EuGH beendet Streit um die Bestimmung der SVHC (REACH)
Grenzwert muss in Relation zum homogenen Teilerzeugnis gesetzt werden
Worauf Industrie, Handel, Importwirtschaft, Laboratorien im Verbraucherschutz und Behörden mit Spannung warteten, hat der Europäische Gerichtshof jetzt, am 10.09.2015, in einer Vorentscheidung verkündet: Die Mitteilungspflicht bezüglich der besonders besorgniserregenden Stoffe (SVHC) nach der europäischen Chemikalienrichtlinie (REACH) bezieht sich nicht auf das gesamte Produkt sondern auf jeden homogenen Teil des Erzeugnisses.
Nach Artikel 33 Abs. 2 der REACH-Verordnung muss der Lieferant auf Ersuchen des Verbrauchers diesem "ihm vorliegende, für eine sichere Verwendung des Erzeugnisses ausreichende Informationen zur Verfügung stellen", wenn es sich dabei um eines der gegenwärtig 169 SVHC handelt und dabei der Grenzwert (0,1 Masse%) überschritten wird.
Fraglich war und unterschiedlich ausgelegt wurde bisher, ob sich der Messwert bei Produkten, die aus mehreren unterschiedlichen Teilen bestehen, auf die Masse des gesamten Produkts oder lediglich auf dessen jeweiliges Teilerzeugnis beziehen sollte. Ein Beispiel: Wurden in den Griffen eines Fahrrades gesundheitsgefährdende Weichmacher in einer Konzentration über diesem Grenzwert gefunden, trat die Meldepflicht nicht ein, wenn sich der Befund durch Schreddern des gesamten Fahrrades und damit durch eine "Verdünnung" der Probe auf die Masse des gesamten Fahrrades (und nicht auf die Fahrradgriffe alleine) bezog.
Hier stellt der EuGH nun klar, "dass der Importeur eines Produkts, das sich aus mehreren Erzeugnissen zusammensetzt, für jedes Erzeugnis festzustellen hat, ob es einen solchen Stoff in einer Konzentration von mehr als 0,1 Massenprozent (w/w) dieses Erzeugnisses enthält."
Durch das EuGH-Urteil wird die Informationspflicht somit deutlich erweitert. Auch für den Hersteller und Importeur sorgt das Urteil nun für Klarheit für deren internes stoffspezifisches Risikomanagement.
"Die Entscheidung des EuGH bestätigt letztendlich auch die Arbeit unserer Projektgruppe im VUP", kommentiert Dr. Thomas Gude, Vorsitzender dieser Projektgruppe "REACH-SVHC" im Deutschen Verband Unabhängiger Prüflaboratorien (VUP). Er verweist dabei auf die vom Verband bereits 2013 vorgelegte Leitlinie zum "Screening von Erzeugnissen gemäß REACH-Verordnung auf SVHC". An der Entwicklung und Fortschreibung dieser Handlungsempfehlung sind Fachleuten der Laborbranche aus Deutschland und der Schweiz beteiligt.

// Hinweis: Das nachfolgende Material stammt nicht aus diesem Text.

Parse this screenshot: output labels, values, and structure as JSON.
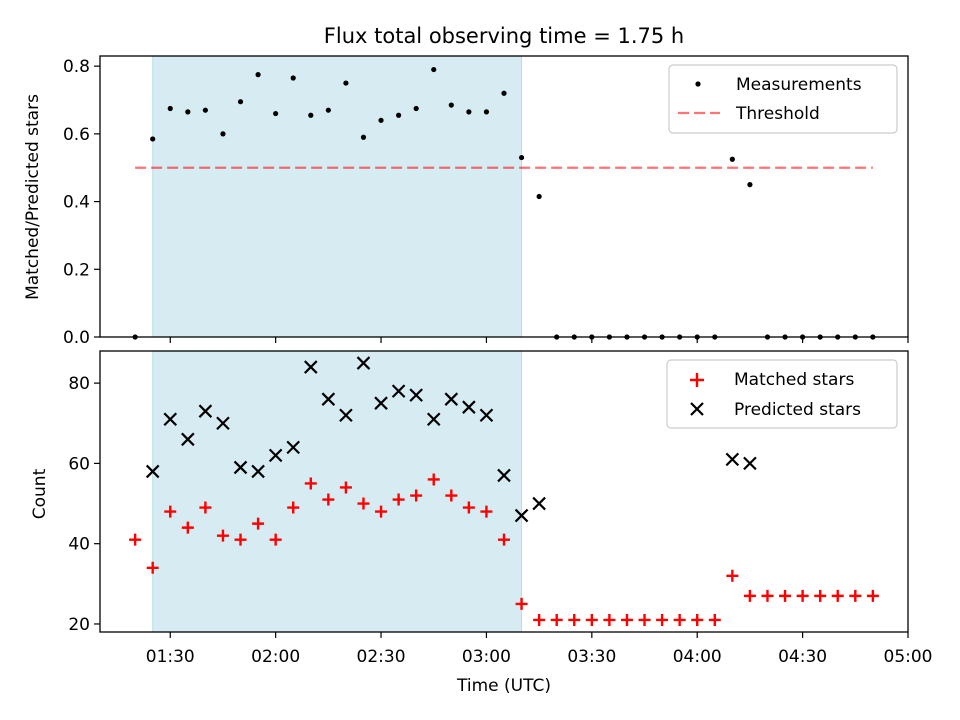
{
  "title": "Flux total observing time = 1.75 h",
  "colors": {
    "shade": "#add8e6",
    "threshold": "#ff0000",
    "matched": "#ff0000",
    "predicted": "#000000",
    "measurements": "#000000"
  },
  "chart_data": [
    {
      "type": "scatter",
      "ylabel": "Matched/Predicted stars",
      "xlim": [
        "01:10",
        "05:00"
      ],
      "ylim": [
        0,
        0.83
      ],
      "yticks": [
        "0.0",
        "0.2",
        "0.4",
        "0.6",
        "0.8"
      ],
      "grid": false,
      "legend": "top-right",
      "shaded_region": {
        "from": "01:25",
        "to": "03:10"
      },
      "threshold": {
        "name": "Threshold",
        "value": 0.5,
        "from": "01:20",
        "to": "04:50",
        "style": "dashed"
      },
      "series": [
        {
          "name": "Measurements",
          "marker": "dot",
          "points": [
            [
              "01:20",
              0.0
            ],
            [
              "01:25",
              0.585
            ],
            [
              "01:30",
              0.675
            ],
            [
              "01:35",
              0.665
            ],
            [
              "01:40",
              0.67
            ],
            [
              "01:45",
              0.6
            ],
            [
              "01:50",
              0.695
            ],
            [
              "01:55",
              0.775
            ],
            [
              "02:00",
              0.66
            ],
            [
              "02:05",
              0.765
            ],
            [
              "02:10",
              0.655
            ],
            [
              "02:15",
              0.67
            ],
            [
              "02:20",
              0.75
            ],
            [
              "02:25",
              0.59
            ],
            [
              "02:30",
              0.64
            ],
            [
              "02:35",
              0.655
            ],
            [
              "02:40",
              0.675
            ],
            [
              "02:45",
              0.79
            ],
            [
              "02:50",
              0.685
            ],
            [
              "02:55",
              0.665
            ],
            [
              "03:00",
              0.665
            ],
            [
              "03:05",
              0.72
            ],
            [
              "03:10",
              0.53
            ],
            [
              "03:15",
              0.415
            ],
            [
              "03:20",
              0.0
            ],
            [
              "03:25",
              0.0
            ],
            [
              "03:30",
              0.0
            ],
            [
              "03:35",
              0.0
            ],
            [
              "03:40",
              0.0
            ],
            [
              "03:45",
              0.0
            ],
            [
              "03:50",
              0.0
            ],
            [
              "03:55",
              0.0
            ],
            [
              "04:00",
              0.0
            ],
            [
              "04:05",
              0.0
            ],
            [
              "04:10",
              0.525
            ],
            [
              "04:15",
              0.45
            ],
            [
              "04:20",
              0.0
            ],
            [
              "04:25",
              0.0
            ],
            [
              "04:30",
              0.0
            ],
            [
              "04:35",
              0.0
            ],
            [
              "04:40",
              0.0
            ],
            [
              "04:45",
              0.0
            ],
            [
              "04:50",
              0.0
            ]
          ]
        }
      ]
    },
    {
      "type": "scatter",
      "xlabel": "Time (UTC)",
      "ylabel": "Count",
      "xlim": [
        "01:10",
        "05:00"
      ],
      "ylim": [
        18,
        88
      ],
      "xticks": [
        "01:30",
        "02:00",
        "02:30",
        "03:00",
        "03:30",
        "04:00",
        "04:30",
        "05:00"
      ],
      "yticks": [
        "20",
        "40",
        "60",
        "80"
      ],
      "grid": false,
      "legend": "top-right",
      "shaded_region": {
        "from": "01:25",
        "to": "03:10"
      },
      "series": [
        {
          "name": "Matched stars",
          "marker": "plus",
          "points": [
            [
              "01:20",
              41
            ],
            [
              "01:25",
              34
            ],
            [
              "01:30",
              48
            ],
            [
              "01:35",
              44
            ],
            [
              "01:40",
              49
            ],
            [
              "01:45",
              42
            ],
            [
              "01:50",
              41
            ],
            [
              "01:55",
              45
            ],
            [
              "02:00",
              41
            ],
            [
              "02:05",
              49
            ],
            [
              "02:10",
              55
            ],
            [
              "02:15",
              51
            ],
            [
              "02:20",
              54
            ],
            [
              "02:25",
              50
            ],
            [
              "02:30",
              48
            ],
            [
              "02:35",
              51
            ],
            [
              "02:40",
              52
            ],
            [
              "02:45",
              56
            ],
            [
              "02:50",
              52
            ],
            [
              "02:55",
              49
            ],
            [
              "03:00",
              48
            ],
            [
              "03:05",
              41
            ],
            [
              "03:10",
              25
            ],
            [
              "03:15",
              21
            ],
            [
              "03:20",
              21
            ],
            [
              "03:25",
              21
            ],
            [
              "03:30",
              21
            ],
            [
              "03:35",
              21
            ],
            [
              "03:40",
              21
            ],
            [
              "03:45",
              21
            ],
            [
              "03:50",
              21
            ],
            [
              "03:55",
              21
            ],
            [
              "04:00",
              21
            ],
            [
              "04:05",
              21
            ],
            [
              "04:10",
              32
            ],
            [
              "04:15",
              27
            ],
            [
              "04:20",
              27
            ],
            [
              "04:25",
              27
            ],
            [
              "04:30",
              27
            ],
            [
              "04:35",
              27
            ],
            [
              "04:40",
              27
            ],
            [
              "04:45",
              27
            ],
            [
              "04:50",
              27
            ]
          ]
        },
        {
          "name": "Predicted stars",
          "marker": "x",
          "points": [
            [
              "01:25",
              58
            ],
            [
              "01:30",
              71
            ],
            [
              "01:35",
              66
            ],
            [
              "01:40",
              73
            ],
            [
              "01:45",
              70
            ],
            [
              "01:50",
              59
            ],
            [
              "01:55",
              58
            ],
            [
              "02:00",
              62
            ],
            [
              "02:05",
              64
            ],
            [
              "02:10",
              84
            ],
            [
              "02:15",
              76
            ],
            [
              "02:20",
              72
            ],
            [
              "02:25",
              85
            ],
            [
              "02:30",
              75
            ],
            [
              "02:35",
              78
            ],
            [
              "02:40",
              77
            ],
            [
              "02:45",
              71
            ],
            [
              "02:50",
              76
            ],
            [
              "02:55",
              74
            ],
            [
              "03:00",
              72
            ],
            [
              "03:05",
              57
            ],
            [
              "03:10",
              47
            ],
            [
              "03:15",
              50
            ],
            [
              "04:10",
              61
            ],
            [
              "04:15",
              60
            ]
          ]
        }
      ]
    }
  ]
}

Die meisten Waren, wie beispielsweise Elektroartikel, bestehen aus zahlreichen Teilerzeugnissen. All diese Teilerzeugnisse sind auf eine Vielzahl von chemisch unterschiedlich strukturierten Substanzen (gegenwärtig 169 SVHC) zu untersuchen. In der Praxis führe dieses zu einem hohen sehr hohen Aufwand, gibt der Verband zu bedenken. Zudem seien die überwiegende Anzahl der anzuwendenden Analyseverfahren nicht genormt. Vergleichbare, gerichtsbeständige Bewertungen von Produkten auch im Sinne des Verbraucherschutzes ließen sich daher kaum gewährleistet.
Diese Problematik sucht die VUP-Leitlinie zu lösen. Mit dem hier beschriebenen Screeningverfahren soll die Informationspflicht für den Lieferanten verlässlich und schließlich auch effizient, kostensparend gestaltet werden, so Gude.
Der VUP ist bestrebt, das erarbeitete Verfahren gemeinsam mit den Vertretungen der Industrie, des Handels und der Importwirtschaft zunächst auf nationaler Ebene einzuführen. Parallel dazu bereitet der Verband gegenwärtig vor, die Leitlinie als Vorlage für einen internationalen Standard zunächst in eine DIN-Norm zu überführen.